An INRS team discovers a new family of enzymes capable of inducing targeted cuts in single-stranded DNA
A few years ago, the advent of technology known as CRISPR was a major breakthrough in the scientific world. Developed from a derivative of the immune system of bacteria, CRISPR enables double strands of nucleotides in deoxyribonucleic acid (DNA) to be cut. This makes it possible to specifically modify a targeted gene in plant, animal and human cells. Ultimately, CRISPR became a preferred method in the search for treatments for acquired or hereditary diseases.
Recently, Professor Frédéric Veyrier at the Institut national de la recherche scientifique (INRS) and his team developed a new genetic tool based on a family of specific enzymes called Ssn that allows targeted cuts to be induced exclusively in single-stranded DNA.
The results of their work were recently published in the journal Nature Communications. This major breakthrough sheds light on a crucial genetic mechanism that could revolutionize a multitude of biotechnology applications.
A form of DNA with a key role
Single-stranded DNA is less common than double-stranded DNA. It is often found in some viruses and plays a key role in certain biological processes, such as cell replication or repair. Single-stranded DNA is also used in many technologies (sequencing, gene editing, molecular diagnostics, nanotechnology).
To date, no endonuclease – enzyme that cuts DNA – has been described as exclusively targeting a single-stranded DNA sequence, which has constituted a barrier to the development of technologies based on this type of DNA.
Now, for the first time in a laboratory, Professor Veyrier's team has identified a family of enzymes capable of cutting a specific sequence in single-stranded DNA: the family of Ssn endonucleases.
To achieve this, the research team at INRS's Armand-Frappier Santé Biotechnologie Research Centre first characterized a new family of endonucleases part of the GIY-YIG superfamily called Ssn. More specifically, researchers focused on one of these enzymes in the bacterium Neisseria meningitidis, also known as the meningococcus. The enzyme targeted in the study is crucial to the exchange and alteration of genetic material, which influences evolution.
"In studying it, we found that it recognizes a specific sequence that is found in many instances in its genome and plays a key role in the natural transformation of the bacterium. This interaction directly influences the dynamics of the bacterial genome," explains Professor Veyrier, a specialist in genomic bacteriology and evolution.
In addition to this fundamental discovery, INRS's research scientists identified thousands of other similar enzymes. "We demonstrated that they are able to recognize and specifically cut their own single-stranded DNA sequence. Thousands of enzymes therefore have this property with their own specificity," adds Alex Rivera-Millot, a postdoctoral fellow on Professor Veyrier's team and co-first author of the study.
Artwork depicting various sequences of single-stranded DNA being cleaved by distinct bacterial homologs of the novel Ssn enzyme family.
Credit: Ella Maru Studio
An undeniable asset for health research
These results, which represent a new tool for DNA recognition and exchange, are significant. They pave the way to many novel applications in biology and medicine. On the one hand, understanding this mechanism could help better control the bacteria in question and the associated infections.
On the other, the discovery of enzymes specific to single-stranded DNA makes it possible to develop more precise and efficient genetic manipulation tools.
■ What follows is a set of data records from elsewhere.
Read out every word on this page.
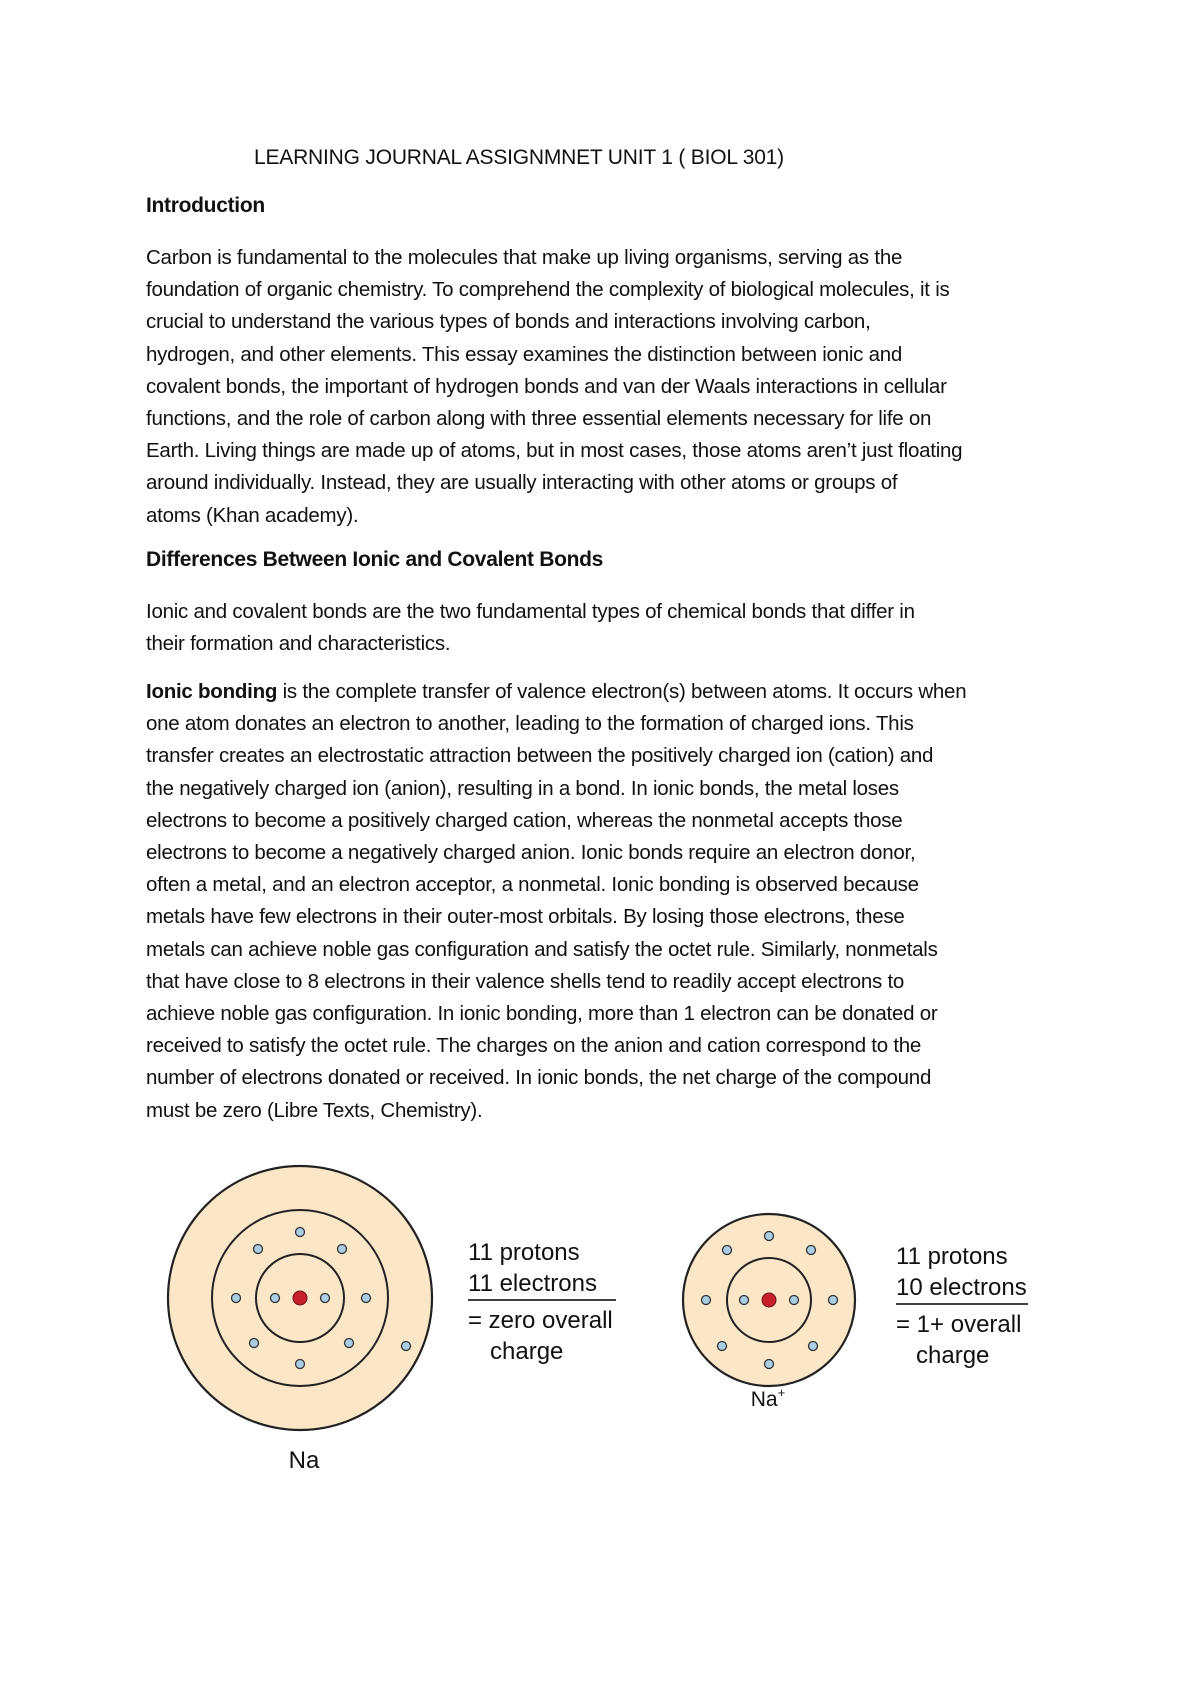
LEARNING JOURNAL ASSIGNMNET UNIT 1 ( BIOL 301)
Introduction

Carbon is fundamental to the molecules that make up living organisms, serving as the

foundation of organic chemistry. To comprehend the complexity of biological molecules, it is

crucial to understand the various types of bonds and interactions involving carbon,

hydrogen, and other elements. This essay examines the distinction between ionic and

covalent bonds, the important of hydrogen bonds and van der Waals interactions in cellular

functions, and the role of carbon along with three essential elements necessary for life on

Earth. Living things are made up of atoms, but in most cases, those atoms aren’t just floating

around individually. Instead, they are usually interacting with other atoms or groups of

atoms (Khan academy).

Differences Between Ionic and Covalent Bonds

Ionic and covalent bonds are the two fundamental types of chemical bonds that differ in

their formation and characteristics.

Ionic bonding is the complete transfer of valence electron(s) between atoms. It occurs when

one atom donates an electron to another, leading to the formation of charged ions. This

transfer creates an electrostatic attraction between the positively charged ion (cation) and

the negatively charged ion (anion), resulting in a bond. In ionic bonds, the metal loses

electrons to become a positively charged cation, whereas the nonmetal accepts those

electrons to become a negatively charged anion. Ionic bonds require an electron donor,

often a metal, and an electron acceptor, a nonmetal. Ionic bonding is observed because

metals have few electrons in their outer-most orbitals. By losing those electrons, these

metals can achieve noble gas configuration and satisfy the octet rule. Similarly, nonmetals

that have close to 8 electrons in their valence shells tend to readily accept electrons to

achieve noble gas configuration. In ionic bonding, more than 1 electron can be donated or

received to satisfy the octet rule. The charges on the anion and cation correspond to the

number of electrons donated or received. In ionic bonds, the net charge of the compound

must be zero (Libre Texts, Chemistry).

Na
11 protons
11 electrons
= zero overall
charge
Na+
11 protons
10 electrons
= 1+ overall
charge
This could namely improve methods of gene editing, DNA detection and molecular diagnosis. These enzymes could also be used to detect and manipulate DNA in various medical and industrial applications, such as pathogen detection or genetic manipulation for medical and therapeutic purposes.
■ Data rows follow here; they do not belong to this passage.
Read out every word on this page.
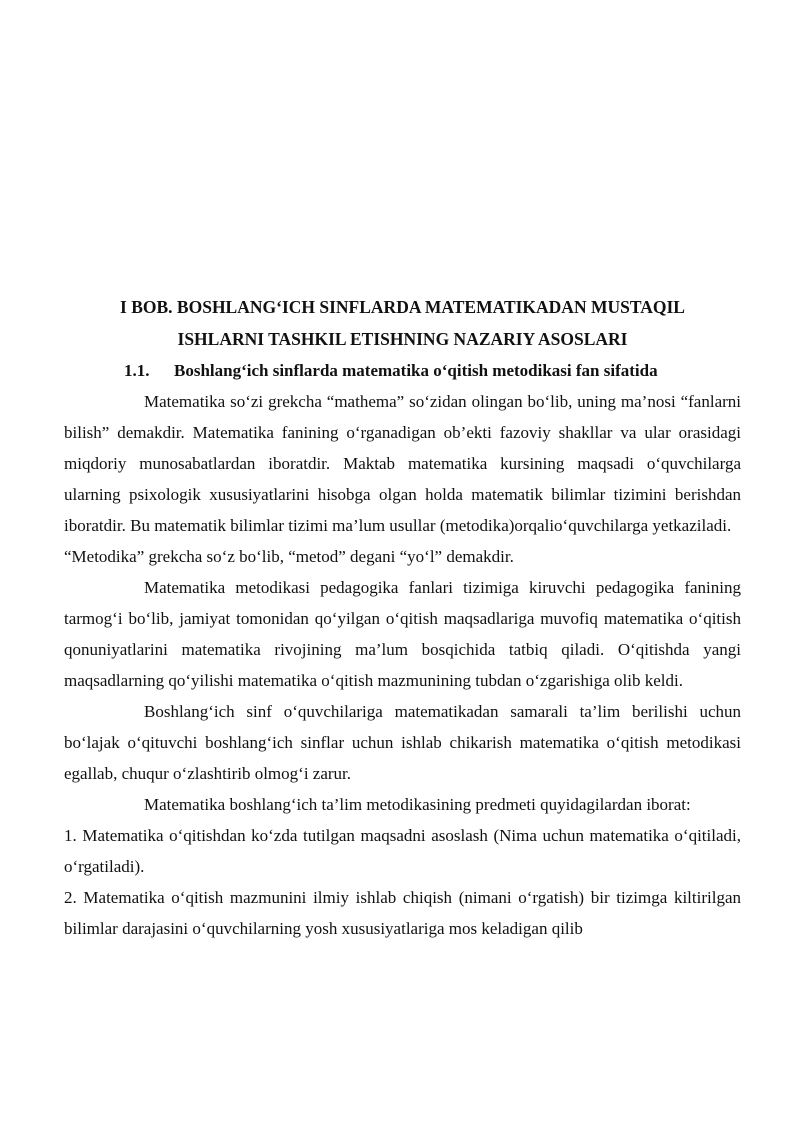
I BOB. BOSHLANG‘ICH SINFLARDA MATEMATIKADAN MUSTAQIL

ISHLARNI TASHKIL ETISHNING NAZARIY ASOSLARI

1.1. Boshlang‘ich sinflarda matematika o‘qitish metodikasi fan sifatida

Matematika so‘zi grekcha “mathema” so‘zidan olingan bo‘lib, uning ma’nosi “fanlarni bilish” demakdir. Matematika fanining o‘rganadigan ob’ekti fazoviy shakllar va ular orasidagi miqdoriy munosabatlardan iboratdir. Maktab matematika kursining maqsadi o‘quvchilarga ularning psixologik xususiyatlarini hisobga olgan holda matematik bilimlar tizimini berishdan iboratdir. Bu matematik bilimlar tizimi ma’lum usullar (metodika)orqalio‘quvchilarga yetkaziladi.

“Metodika” grekcha so‘z bo‘lib, “metod” degani “yo‘l” demakdir.

Matematika metodikasi pedagogika fanlari tizimiga kiruvchi pedagogika fanining tarmog‘i bo‘lib, jamiyat tomonidan qo‘yilgan o‘qitish maqsadlariga muvofiq matematika o‘qitish qonuniyatlarini matematika rivojining ma’lum bosqichida tatbiq qiladi. O‘qitishda yangi maqsadlarning qo‘yilishi matematika o‘qitish mazmunining tubdan o‘zgarishiga olib keldi.

Boshlang‘ich sinf o‘quvchilariga matematikadan samarali ta’lim berilishi uchun bo‘lajak o‘qituvchi boshlang‘ich sinflar uchun ishlab chikarish matematika o‘qitish metodikasi egallab, chuqur o‘zlashtirib olmog‘i zarur.

Matematika boshlang‘ich ta’lim metodikasining predmeti quyidagilardan iborat:

1. Matematika o‘qitishdan ko‘zda tutilgan maqsadni asoslash (Nima uchun matematika o‘qitiladi, o‘rgatiladi).

2. Matematika o‘qitish mazmunini ilmiy ishlab chiqish (nimani o‘rgatish) bir tizimga kiltirilgan bilimlar darajasini o‘quvchilarning yosh xususiyatlariga mos keladigan qilib
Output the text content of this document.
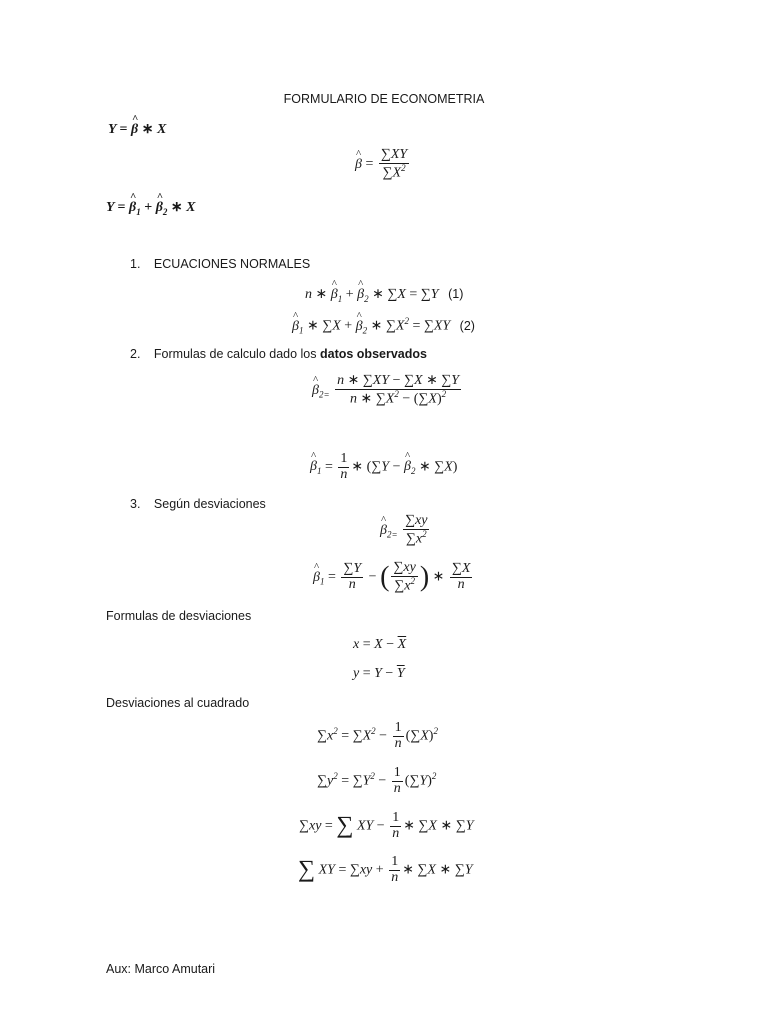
FORMULARIO DE ECONOMETRIA
Y = ^ β ∗ X
^ $\beta = \frac{\sum XY}{\sum X^2}$
Y = ^ $\beta_1$ + ^ $\beta_2$ ∗ X
1. ECUACIONES NORMALES
n ∗ ^ $\beta_1$ + ^ $\beta_2$ ∗ ∑X = ∑Y (1)
^ $\beta_1$ ∗ ∑X + ^ $\beta_2$ ∗ $\sum X^2 = \sum XY$ (2)
2. Formulas de calculo dado los datos observados
^ $\beta_{2=} \frac{n ∗ \sum XY - \sum X ∗ \sum Y}{n ∗ \sum X^2 - (\sum X)^2}$
^ $\beta_1 = \frac{1}{n}$ ∗ (∑Y − ^ $\beta_2$ ∗ ∑X)
3. Según desviaciones
^ $\beta_{2=} \frac{\sum xy}{\sum x^2}$
^ $\beta_1 = \frac{\sum Y}{n}$ − ( $\frac{\sum xy}{\sum x^2}$ ) ∗ $\frac{\sum X}{n}$
Formulas de desviaciones
$x = X - \overline{X}$
$y = Y - \overline{Y}$
Desviaciones al cuadrado
$\sum x^2 = \sum X^2 - \frac{1}{n} (\sum X)^2$
$\sum y^2 = \sum Y^2 - \frac{1}{n} (\sum Y)^2$
∑xy = ∑ XY − $\frac{1}{n}$ ∗ ∑X ∗ ∑Y
∑ XY = $\sum xy + \frac{1}{n}$ ∗ ∑X ∗ ∑Y
Aux: Marco Amutari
All of these avenues hold significant promise for addressing many health issues. Currently, there is a patent pending for the results of this work.
About the study
Chenal, M.*, Rivera-Millot, A.*, Harrison, L.B. et al. Discovery of the widespread site-specific single-stranded nuclease family Ssn. Nat Commun 16, 2388 (2025). https://doi.org/10.1038/s41467-025-57514-1 .
This work was funded by the Natural Sciences and Engineering Research Council of Canada (NSERC), the Canadian Institutes of Health Research (CIHR) and the Fonds de recherche du Québec – Santé (FRQS).